Squalene epoxidase (SQLE) is a key enzyme in cholesterol biosynthesis and has been shown to negatively affect tumor immunity and is associated with poor outcomes of immunotherapy in various cancers. While most research in this area has focused on the impact of cholesterol on immune functions, the influence of SQLE-mediated squalene metabolism within the tumor immune microenvironment (TIME) remains unexplored.

Our study shows that squalene is an important immune-modulating metabolite that inhibits the infiltration of immune-suppressive cells in TIME, and that SQLE exerts its tumor immune evasion effect by metabolic removal of squalene. Thus, SQLE-mediated squalene metabolic pathway could be a potential target to enhance antitumor immunity in pancreatic cancer.

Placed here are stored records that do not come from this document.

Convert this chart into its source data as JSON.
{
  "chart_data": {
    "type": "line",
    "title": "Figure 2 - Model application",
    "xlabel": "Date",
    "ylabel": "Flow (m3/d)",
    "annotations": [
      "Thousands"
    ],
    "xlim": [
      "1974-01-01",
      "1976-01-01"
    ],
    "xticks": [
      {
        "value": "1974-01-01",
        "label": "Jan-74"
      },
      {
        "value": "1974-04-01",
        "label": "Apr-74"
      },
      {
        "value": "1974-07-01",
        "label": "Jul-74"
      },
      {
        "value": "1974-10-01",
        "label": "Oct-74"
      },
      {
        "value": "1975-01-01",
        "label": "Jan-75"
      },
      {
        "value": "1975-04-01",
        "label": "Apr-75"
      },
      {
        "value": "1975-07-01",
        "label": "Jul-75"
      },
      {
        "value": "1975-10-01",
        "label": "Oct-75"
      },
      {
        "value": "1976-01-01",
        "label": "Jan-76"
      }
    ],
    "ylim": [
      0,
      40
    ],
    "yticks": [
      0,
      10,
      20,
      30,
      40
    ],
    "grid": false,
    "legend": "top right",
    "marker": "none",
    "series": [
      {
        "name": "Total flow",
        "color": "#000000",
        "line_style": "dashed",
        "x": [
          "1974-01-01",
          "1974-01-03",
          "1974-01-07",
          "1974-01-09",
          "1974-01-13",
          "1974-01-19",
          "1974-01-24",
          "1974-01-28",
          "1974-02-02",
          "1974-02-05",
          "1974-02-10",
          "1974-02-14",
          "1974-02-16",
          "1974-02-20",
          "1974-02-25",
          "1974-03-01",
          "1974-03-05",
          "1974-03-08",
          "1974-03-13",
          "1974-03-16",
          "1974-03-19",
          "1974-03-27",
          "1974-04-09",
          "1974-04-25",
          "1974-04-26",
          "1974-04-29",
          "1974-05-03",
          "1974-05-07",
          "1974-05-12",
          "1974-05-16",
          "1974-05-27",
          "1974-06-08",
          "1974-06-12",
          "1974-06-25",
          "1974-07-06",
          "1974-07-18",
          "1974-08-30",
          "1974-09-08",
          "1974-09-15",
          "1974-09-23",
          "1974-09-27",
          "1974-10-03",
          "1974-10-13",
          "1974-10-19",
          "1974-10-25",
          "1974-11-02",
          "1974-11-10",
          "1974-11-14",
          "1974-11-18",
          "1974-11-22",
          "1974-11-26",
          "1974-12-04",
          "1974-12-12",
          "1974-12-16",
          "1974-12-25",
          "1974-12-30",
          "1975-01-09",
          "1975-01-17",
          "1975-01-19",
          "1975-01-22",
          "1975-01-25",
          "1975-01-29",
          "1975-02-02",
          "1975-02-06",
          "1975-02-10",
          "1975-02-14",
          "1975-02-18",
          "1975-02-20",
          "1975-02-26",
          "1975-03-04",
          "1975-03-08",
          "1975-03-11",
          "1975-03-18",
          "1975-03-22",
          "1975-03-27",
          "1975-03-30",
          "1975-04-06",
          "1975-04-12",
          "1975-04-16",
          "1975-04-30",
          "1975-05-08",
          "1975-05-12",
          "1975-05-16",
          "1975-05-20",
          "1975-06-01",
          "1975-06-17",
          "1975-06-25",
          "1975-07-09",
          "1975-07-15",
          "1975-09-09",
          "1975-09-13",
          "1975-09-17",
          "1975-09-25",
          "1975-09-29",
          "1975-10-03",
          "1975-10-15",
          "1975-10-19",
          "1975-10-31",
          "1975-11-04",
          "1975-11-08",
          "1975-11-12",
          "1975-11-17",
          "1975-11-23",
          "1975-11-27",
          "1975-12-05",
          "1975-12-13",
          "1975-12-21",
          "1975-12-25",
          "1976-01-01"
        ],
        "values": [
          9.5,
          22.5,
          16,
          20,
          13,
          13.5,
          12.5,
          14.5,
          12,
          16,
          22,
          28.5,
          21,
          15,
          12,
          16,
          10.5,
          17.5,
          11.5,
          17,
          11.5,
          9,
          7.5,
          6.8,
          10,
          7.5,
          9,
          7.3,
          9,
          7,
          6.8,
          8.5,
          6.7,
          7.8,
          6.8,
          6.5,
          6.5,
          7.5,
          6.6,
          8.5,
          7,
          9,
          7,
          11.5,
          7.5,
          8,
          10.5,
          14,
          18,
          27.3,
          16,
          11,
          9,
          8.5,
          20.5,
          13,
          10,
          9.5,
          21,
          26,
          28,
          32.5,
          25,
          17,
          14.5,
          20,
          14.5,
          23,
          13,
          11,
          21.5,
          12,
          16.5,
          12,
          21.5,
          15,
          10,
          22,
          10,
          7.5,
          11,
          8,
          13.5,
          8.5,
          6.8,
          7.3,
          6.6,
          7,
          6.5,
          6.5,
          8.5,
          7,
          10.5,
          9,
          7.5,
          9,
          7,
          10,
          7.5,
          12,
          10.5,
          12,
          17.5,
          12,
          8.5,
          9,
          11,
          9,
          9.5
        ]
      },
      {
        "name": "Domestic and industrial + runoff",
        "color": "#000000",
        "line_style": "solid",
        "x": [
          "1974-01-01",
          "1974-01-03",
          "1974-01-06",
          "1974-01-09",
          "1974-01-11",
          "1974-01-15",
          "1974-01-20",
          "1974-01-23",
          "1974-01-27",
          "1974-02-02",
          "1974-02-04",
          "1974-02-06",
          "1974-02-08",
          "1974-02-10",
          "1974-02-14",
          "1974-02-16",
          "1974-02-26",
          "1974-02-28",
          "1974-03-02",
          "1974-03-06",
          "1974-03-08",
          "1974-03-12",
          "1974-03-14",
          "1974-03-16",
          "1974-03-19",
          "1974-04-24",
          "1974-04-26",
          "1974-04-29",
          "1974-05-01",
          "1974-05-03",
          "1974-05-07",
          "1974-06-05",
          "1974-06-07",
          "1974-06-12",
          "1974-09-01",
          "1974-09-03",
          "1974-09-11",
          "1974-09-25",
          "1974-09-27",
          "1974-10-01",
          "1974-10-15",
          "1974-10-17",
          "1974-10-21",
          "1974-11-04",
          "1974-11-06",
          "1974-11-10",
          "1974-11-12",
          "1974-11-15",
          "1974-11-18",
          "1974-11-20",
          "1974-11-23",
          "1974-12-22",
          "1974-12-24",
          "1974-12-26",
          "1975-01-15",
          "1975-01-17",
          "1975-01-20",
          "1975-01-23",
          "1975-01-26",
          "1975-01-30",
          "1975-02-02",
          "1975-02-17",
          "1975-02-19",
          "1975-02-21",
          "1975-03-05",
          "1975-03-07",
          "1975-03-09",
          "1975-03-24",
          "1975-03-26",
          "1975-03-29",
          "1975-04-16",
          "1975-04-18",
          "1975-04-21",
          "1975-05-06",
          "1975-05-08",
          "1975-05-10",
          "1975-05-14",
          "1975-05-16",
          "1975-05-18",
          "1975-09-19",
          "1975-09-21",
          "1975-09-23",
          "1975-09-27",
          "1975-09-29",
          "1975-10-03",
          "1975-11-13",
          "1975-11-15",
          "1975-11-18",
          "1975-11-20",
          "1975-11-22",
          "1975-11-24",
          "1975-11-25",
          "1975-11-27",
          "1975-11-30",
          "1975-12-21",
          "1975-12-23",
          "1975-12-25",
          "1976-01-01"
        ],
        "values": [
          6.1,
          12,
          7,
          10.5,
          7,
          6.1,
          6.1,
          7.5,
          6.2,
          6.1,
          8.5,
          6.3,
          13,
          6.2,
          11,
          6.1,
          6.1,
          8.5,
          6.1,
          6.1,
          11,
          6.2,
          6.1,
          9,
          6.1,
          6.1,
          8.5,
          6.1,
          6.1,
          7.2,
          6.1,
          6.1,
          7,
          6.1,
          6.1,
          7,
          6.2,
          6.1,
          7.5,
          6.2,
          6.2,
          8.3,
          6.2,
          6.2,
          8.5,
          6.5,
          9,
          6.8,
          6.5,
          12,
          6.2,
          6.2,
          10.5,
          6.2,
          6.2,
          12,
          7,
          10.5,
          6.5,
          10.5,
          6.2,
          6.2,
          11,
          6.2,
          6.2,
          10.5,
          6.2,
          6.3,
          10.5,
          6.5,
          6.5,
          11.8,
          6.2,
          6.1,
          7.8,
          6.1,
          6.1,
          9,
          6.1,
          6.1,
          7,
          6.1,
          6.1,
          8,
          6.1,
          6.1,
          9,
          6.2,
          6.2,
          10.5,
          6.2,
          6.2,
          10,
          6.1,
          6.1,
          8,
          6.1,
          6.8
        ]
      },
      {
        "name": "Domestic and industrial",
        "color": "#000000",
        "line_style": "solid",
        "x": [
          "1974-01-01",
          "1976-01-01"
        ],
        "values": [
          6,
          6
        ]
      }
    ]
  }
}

We established an immune-competent mouse model (C57BL/6) bearing mouse pancreatic cancer xenografts (KPC cells) with or without stable SQLE-knockdown (SQLE-KD) to evaluate the impact of SQLE-mediated metabolism on pancreatic cancer growth and immune functions. The effect of squalene on tumor growth and immune cells was tested by direct administration of squalene to C57BL/6 mice bearing KPC tumors. Flow cytometry analysis and immunohistochemical (IHC) staining of immune cells from the tumor tissues were performed to evaluate changes in immune function. We also employed RNA-sequencing to analyze the gene expression profiles in pancreatic cancer cells (PANC-1) treated with or without squalene. RT-PCR and Western blot analyses were used to investigate the relevant molecular mechanisms.

We show that SQLE is significantly overexpressed in pancreatic cancer, and abrogation of SQLE results in a significant increase in squalene accumulation within tumor cells. The elevated squalene inhibits CXCL1 transcription through its impact on the NF-κB pathway via p65, and thus reduces the recruitment of myeloid-derived suppressor cells (MDSCs) and tumor-associated macrophages (TAMs) into the tumor microenvironment. Silencing of SQLE also leads to an increased proportion of CD8+ T cells in the tumor tissues and suppresses tumor growth in vivo. Importantly, direct administration of squalene, the metabolic substrate of SQLE, to immune-competent mice bearing KPC pancreatic cancer tumors causes a substantial decrease in CD206+ TAMs and MDSCs, thus releasing immune suppression and inhibiting tumor growth.